4 In fact I’m sure it was never intended to go to sea. The handle got worse – on either end of the wooden piece were tapered ‘plugs,’ which fitted into an opening in the curved brass arms on either side. The ‘aft’ plug was the first to pull out, then the forward one went. 5200 solved the problem for good.

5 Anna, Ida, Sara and Anna – at the wedding in June, they changed out of their dresses and into their bathing suits, goggles and swim caps, and gave the most memorable speech of the evening (to the delight of many of the American lads in the room).



6 Mia taught me this. Place a handful of raisins in an open palm. Think of one. Have a friend choose a single raisin and eat it, until they choose the one you’ve been thinking of. Say ‘beep.’ Now switch roles. Whoever eats the last raisin wins.






























7 The ‘curious birds’ were actually red-footed boobies (try looking that up in google images). I was swimming once in Ile Fourche, near St. Barth’s, and the birds would land nearby and stick their heads under water. When I dived down, I could see them from beneath, and their expressions were quite comical as they looked around underwater.

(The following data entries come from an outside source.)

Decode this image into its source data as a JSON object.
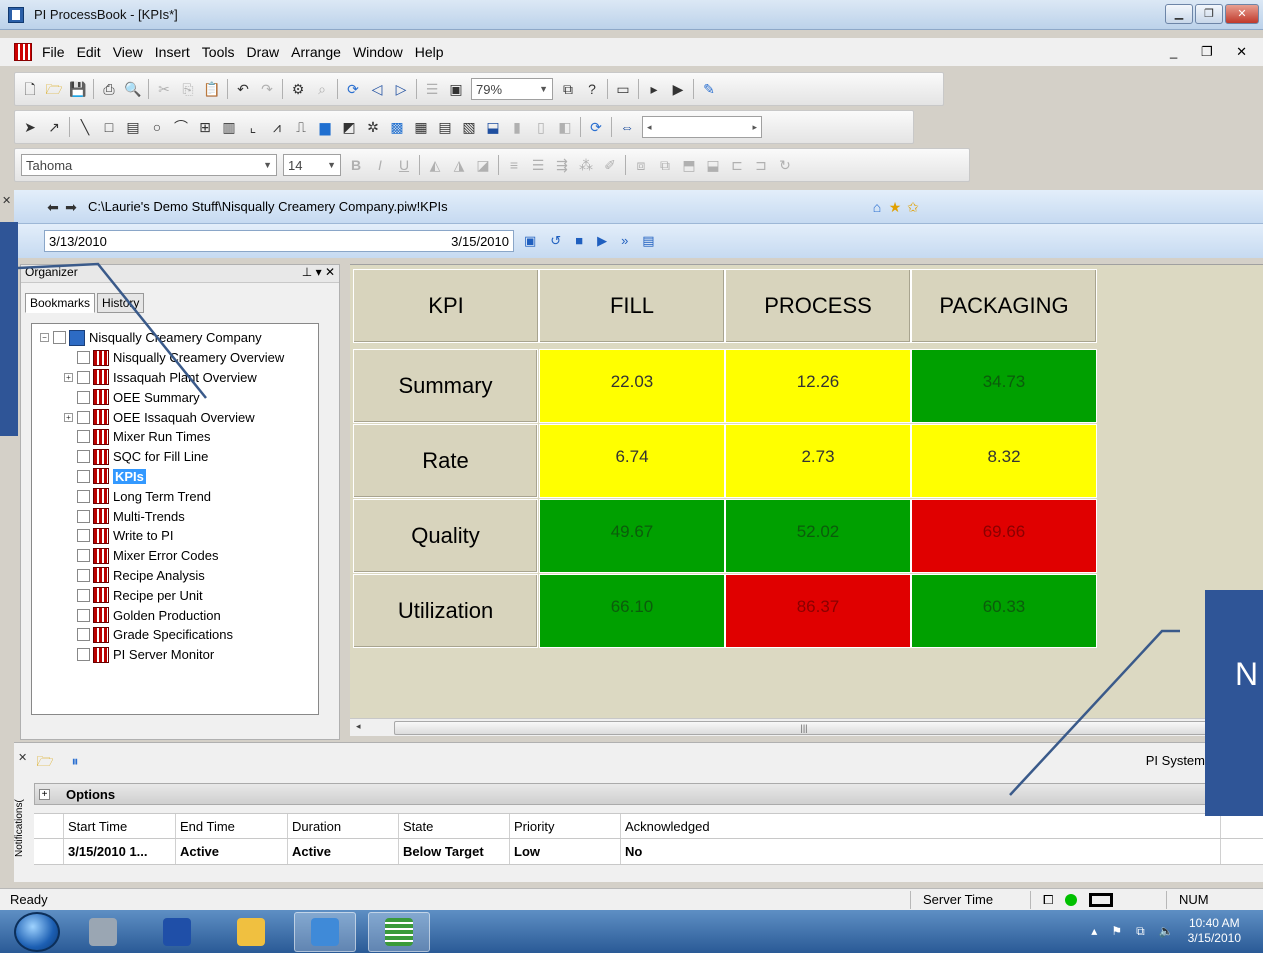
{
  "window": {
    "title": "PI ProcessBook - [KPIs*]",
    "buttons": [
      "▁",
      "❐",
      "✕"
    ]
  },
  "menu": {
    "items": [
      "File",
      "Edit",
      "View",
      "Insert",
      "Tools",
      "Draw",
      "Arrange",
      "Window",
      "Help"
    ],
    "right_controls": "_ ❐ ✕"
  },
  "toolbar": {
    "zoom_value": "79%",
    "font_name": "Tahoma",
    "font_size": "14"
  },
  "navigation": {
    "path": "C:\\Laurie's Demo Stuff\\Nisqually Creamery Company.piw!KPIs",
    "start_time": "3/13/2010",
    "end_time": "3/15/2010"
  },
  "organizer": {
    "title": "Organizer",
    "tabs": [
      "Bookmarks",
      "History"
    ],
    "root": "Nisqually Creamery Company",
    "items": [
      {
        "label": "Nisqually Creamery Overview",
        "expandable": false,
        "selected": false
      },
      {
        "label": "Issaquah Plant Overview",
        "expandable": true,
        "selected": false
      },
      {
        "label": "OEE Summary",
        "expandable": false,
        "selected": false
      },
      {
        "label": "OEE Issaquah Overview",
        "expandable": true,
        "selected": false
      },
      {
        "label": "Mixer Run Times",
        "expandable": false,
        "selected": false
      },
      {
        "label": "SQC for Fill Line",
        "expandable": false,
        "selected": false
      },
      {
        "label": "KPIs",
        "expandable": false,
        "selected": true
      },
      {
        "label": "Long Term Trend",
        "expandable": false,
        "selected": false
      },
      {
        "label": "Multi-Trends",
        "expandable": false,
        "selected": false
      },
      {
        "label": "Write to PI",
        "expandable": false,
        "selected": false
      },
      {
        "label": "Mixer Error Codes",
        "expandable": false,
        "selected": false
      },
      {
        "label": "Recipe Analysis",
        "expandable": false,
        "selected": false
      },
      {
        "label": "Recipe per Unit",
        "expandable": false,
        "selected": false
      },
      {
        "label": "Golden Production",
        "expandable": false,
        "selected": false
      },
      {
        "label": "Grade Specifications",
        "expandable": false,
        "selected": false
      },
      {
        "label": "PI Server Monitor",
        "expandable": false,
        "selected": false
      }
    ]
  },
  "kpi_table": {
    "headers": [
      "KPI",
      "FILL",
      "PROCESS",
      "PACKAGING"
    ],
    "rows": [
      {
        "label": "Summary",
        "values": [
          "22.03",
          "12.26",
          "34.73"
        ],
        "colors": [
          "yellow",
          "yellow",
          "green"
        ]
      },
      {
        "label": "Rate",
        "values": [
          "6.74",
          "2.73",
          "8.32"
        ],
        "colors": [
          "yellow",
          "yellow",
          "yellow"
        ]
      },
      {
        "label": "Quality",
        "values": [
          "49.67",
          "52.02",
          "69.66"
        ],
        "colors": [
          "green",
          "green",
          "red"
        ]
      },
      {
        "label": "Utilization",
        "values": [
          "66.10",
          "86.37",
          "60.33"
        ],
        "colors": [
          "green",
          "red",
          "green"
        ]
      }
    ],
    "status_colors": {
      "yellow": "#ffff00",
      "green": "#00a000",
      "red": "#e00000"
    }
  },
  "notifications": {
    "panel_label": "Notifications(",
    "source": "PI System",
    "options_label": "Options",
    "columns": [
      "Start Time",
      "End Time",
      "Duration",
      "State",
      "Priority",
      "Acknowledged"
    ],
    "rows": [
      [
        "3/15/2010 1...",
        "Active",
        "Active",
        "Below Target",
        "Low",
        "No"
      ]
    ]
  },
  "status": {
    "ready": "Ready",
    "server_time": "Server Time",
    "num": "NUM"
  },
  "taskbar": {
    "time": "10:40 AM",
    "date": "3/15/2010"
  },
  "callouts": {
    "right_letter": "N"
  }
}
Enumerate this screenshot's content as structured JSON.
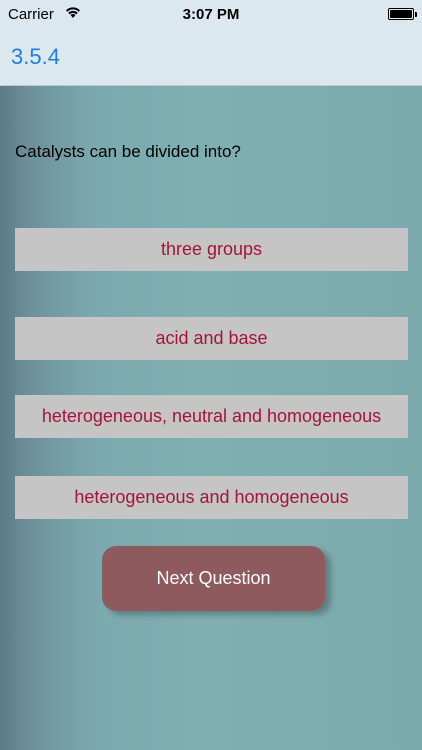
{
  "status_bar": {
    "carrier": "Carrier",
    "time": "3:07 PM",
    "wifi_icon": "wifi-icon",
    "battery_icon": "battery-icon"
  },
  "nav": {
    "title": "3.5.4"
  },
  "question": "Catalysts can be divided into?",
  "answers": [
    "three groups",
    "acid and base",
    "heterogeneous, neutral and homogeneous",
    "heterogeneous and homogeneous"
  ],
  "next_button": "Next Question",
  "colors": {
    "nav_title": "#1f7ee6",
    "answer_text": "#a51240",
    "answer_bg": "#c5c5c5",
    "next_button_bg": "#8f5a5e"
  }
}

8 The idyllic village where Mia’s family lives, literally ‘Thunder Village.’ As I write, the apples on the trees in the yard are ripe – I ate three of them from the gound in one sitting yesterday. The breakfast table in Dunderbo often consists of home-baked bread, yogurt, muesli, crispbread and cheese, hard-cooked eggs, fruit, homemade jams and potfuls of coffee. These breakfasts, especially when Mia is home, can last for hours.



9 It was obvious that he was not. On watch a few minutes earlier, Clint had stood outside in the drizzle and spray, hooting and hollering every time a big wave came up astern and sent Arcturus on a wild surfing run, or when another smashed into the beam, sending spray as high as the spreaders. Clint was in his element.